With respect to Andorran IS (corporate tax), it is one of the lowest in Europe, thus generating a fiscal attraction towards the country. In fact, both French, Spanish and Portuguese legislation provide for a higher minimum tax rate (15%, 25%, 17% respectively) than the single and maximum Andorran tax rate. Spanish legislation has a special regime for “start-ups” which provides for a tax of 15% for the first two years of activity, but it is still a higher rate than the Andorran IS. Although the laws of the countries neighboring Andorra have more developed regulations and provide for a broader base of taxation given the characteristics of their economies, the effective rate that the taxpayer ends up paying is superior to what the latter would pay in Andorra.
Regarding the countries with a territorial dimension that is closer to Andorra, all of them also have a higher tax rate than Andorra (although some also have some tax deductions), the fact that Andorra provides for an exemption on dividends and reductions for new investments and an average increase in staff of Andorran companies allow Andorra to continue to enjoy its fiscal competitiveness.
On the other hand, Andorran income tax (IRPF) has a simple configuration in relation to the complexity of the same tax figure in other countries, as it’s nominal and unique rate is 10%, although many residents are exempt to pay such tax due to the multiple exemptions available.
Thus, due to the collection purpose of the three neighboring States around Andorran (Spain, France and Portugal), the nominal and effective tax rates are much higher than in Andorra.
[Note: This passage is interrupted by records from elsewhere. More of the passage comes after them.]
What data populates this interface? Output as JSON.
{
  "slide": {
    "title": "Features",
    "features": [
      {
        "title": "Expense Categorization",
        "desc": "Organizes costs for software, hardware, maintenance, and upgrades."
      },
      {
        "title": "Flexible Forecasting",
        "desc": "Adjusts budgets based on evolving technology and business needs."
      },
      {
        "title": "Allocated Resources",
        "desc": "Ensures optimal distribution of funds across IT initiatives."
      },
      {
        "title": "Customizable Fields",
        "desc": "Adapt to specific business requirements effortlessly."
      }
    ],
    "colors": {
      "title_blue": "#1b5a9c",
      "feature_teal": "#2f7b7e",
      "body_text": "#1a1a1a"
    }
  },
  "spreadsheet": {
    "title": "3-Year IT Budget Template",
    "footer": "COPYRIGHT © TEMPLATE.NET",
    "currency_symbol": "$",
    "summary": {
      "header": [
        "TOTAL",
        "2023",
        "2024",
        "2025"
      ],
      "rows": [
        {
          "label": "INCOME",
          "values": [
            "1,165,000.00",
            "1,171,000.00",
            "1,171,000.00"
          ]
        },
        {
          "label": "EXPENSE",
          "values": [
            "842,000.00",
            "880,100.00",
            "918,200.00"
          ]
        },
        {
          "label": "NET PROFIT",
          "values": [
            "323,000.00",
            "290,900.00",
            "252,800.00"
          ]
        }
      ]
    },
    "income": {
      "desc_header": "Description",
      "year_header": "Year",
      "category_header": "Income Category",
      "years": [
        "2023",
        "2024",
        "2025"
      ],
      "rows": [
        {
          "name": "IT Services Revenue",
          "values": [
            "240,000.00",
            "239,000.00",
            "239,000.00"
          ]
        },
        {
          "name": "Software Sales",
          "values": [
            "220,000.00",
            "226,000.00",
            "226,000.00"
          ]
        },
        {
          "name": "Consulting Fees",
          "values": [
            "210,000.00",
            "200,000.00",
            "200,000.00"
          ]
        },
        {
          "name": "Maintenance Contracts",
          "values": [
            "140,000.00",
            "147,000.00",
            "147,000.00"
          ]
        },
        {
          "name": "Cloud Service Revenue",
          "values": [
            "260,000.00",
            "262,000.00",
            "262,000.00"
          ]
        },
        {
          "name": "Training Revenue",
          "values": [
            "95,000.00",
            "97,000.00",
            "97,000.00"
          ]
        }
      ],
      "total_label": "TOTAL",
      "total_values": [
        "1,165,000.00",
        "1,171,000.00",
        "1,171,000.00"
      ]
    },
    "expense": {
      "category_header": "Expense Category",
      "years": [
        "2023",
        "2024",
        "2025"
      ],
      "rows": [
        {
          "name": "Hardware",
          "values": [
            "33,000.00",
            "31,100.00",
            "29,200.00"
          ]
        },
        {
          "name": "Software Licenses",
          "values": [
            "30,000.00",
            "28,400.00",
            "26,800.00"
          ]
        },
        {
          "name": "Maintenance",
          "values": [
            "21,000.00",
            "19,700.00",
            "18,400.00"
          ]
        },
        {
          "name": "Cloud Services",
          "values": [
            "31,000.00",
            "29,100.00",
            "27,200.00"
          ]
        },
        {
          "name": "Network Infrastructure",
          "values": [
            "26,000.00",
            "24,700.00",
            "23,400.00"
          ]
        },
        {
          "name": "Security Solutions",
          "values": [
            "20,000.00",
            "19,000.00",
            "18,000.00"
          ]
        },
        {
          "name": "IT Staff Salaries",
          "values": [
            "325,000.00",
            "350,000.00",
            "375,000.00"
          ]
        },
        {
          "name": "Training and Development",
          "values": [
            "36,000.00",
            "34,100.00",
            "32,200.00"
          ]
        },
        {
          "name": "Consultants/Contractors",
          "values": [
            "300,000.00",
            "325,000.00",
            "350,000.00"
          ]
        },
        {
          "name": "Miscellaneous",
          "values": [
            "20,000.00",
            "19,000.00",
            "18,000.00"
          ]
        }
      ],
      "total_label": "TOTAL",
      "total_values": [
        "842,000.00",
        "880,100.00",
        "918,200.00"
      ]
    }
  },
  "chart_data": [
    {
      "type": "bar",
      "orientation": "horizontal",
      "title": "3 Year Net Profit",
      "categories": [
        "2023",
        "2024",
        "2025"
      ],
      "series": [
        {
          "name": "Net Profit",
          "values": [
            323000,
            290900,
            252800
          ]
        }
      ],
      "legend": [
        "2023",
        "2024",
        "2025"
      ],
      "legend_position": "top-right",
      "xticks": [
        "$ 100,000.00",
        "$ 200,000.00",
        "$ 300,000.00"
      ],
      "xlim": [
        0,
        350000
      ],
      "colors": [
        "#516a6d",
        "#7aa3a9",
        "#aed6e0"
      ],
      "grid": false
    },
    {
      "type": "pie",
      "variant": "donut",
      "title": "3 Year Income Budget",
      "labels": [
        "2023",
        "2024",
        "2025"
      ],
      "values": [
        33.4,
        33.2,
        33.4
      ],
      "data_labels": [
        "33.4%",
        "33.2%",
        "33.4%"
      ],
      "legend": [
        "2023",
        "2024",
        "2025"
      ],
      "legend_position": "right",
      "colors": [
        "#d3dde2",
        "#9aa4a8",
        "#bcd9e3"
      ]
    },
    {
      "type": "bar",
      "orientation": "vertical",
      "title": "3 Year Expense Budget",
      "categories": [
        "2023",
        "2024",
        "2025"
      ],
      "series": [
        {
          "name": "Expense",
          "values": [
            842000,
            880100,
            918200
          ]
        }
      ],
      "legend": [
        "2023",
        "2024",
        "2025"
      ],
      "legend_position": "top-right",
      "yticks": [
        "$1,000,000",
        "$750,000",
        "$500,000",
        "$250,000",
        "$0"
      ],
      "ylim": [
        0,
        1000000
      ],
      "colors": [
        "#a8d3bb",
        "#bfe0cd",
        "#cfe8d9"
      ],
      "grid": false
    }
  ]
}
Although the tax system is much more complex and includes deductions and tax-exemptions, the tax burden ultimately imposed on taxpayers in these countries is much higher. The creation of this tax figure (IRPF) in the Principality of Andorra, applicable since 2015, stems from the intention to homologate its tax system with other European countries and not, at least in the short term, to represent a predominant source of income for the state.
With regard to the smaller countries, we observe that both Switzerland, Ireland, Cyprus and Malta have a lower rate than the Andorran maximum rate. On the other hand, in the case of Luxembourg, although the lower section of the tax rate is 8%, for practical purposes as of 16,881 euros of income obtained the rate becomes higher than 10% with a multiplicity of sections of progressive taxes up to a maximum of 42%, a much higher rate than the Andorran rate which is a flat rate.
Consequently, the undoubted competitiveness of the Andorran tax system has been demonstrated. This favorable environment has made it possible to create the right climate for attracting foreign investment and to consolidate investor confidence, which has resulted in higher growth and investment rates year after year.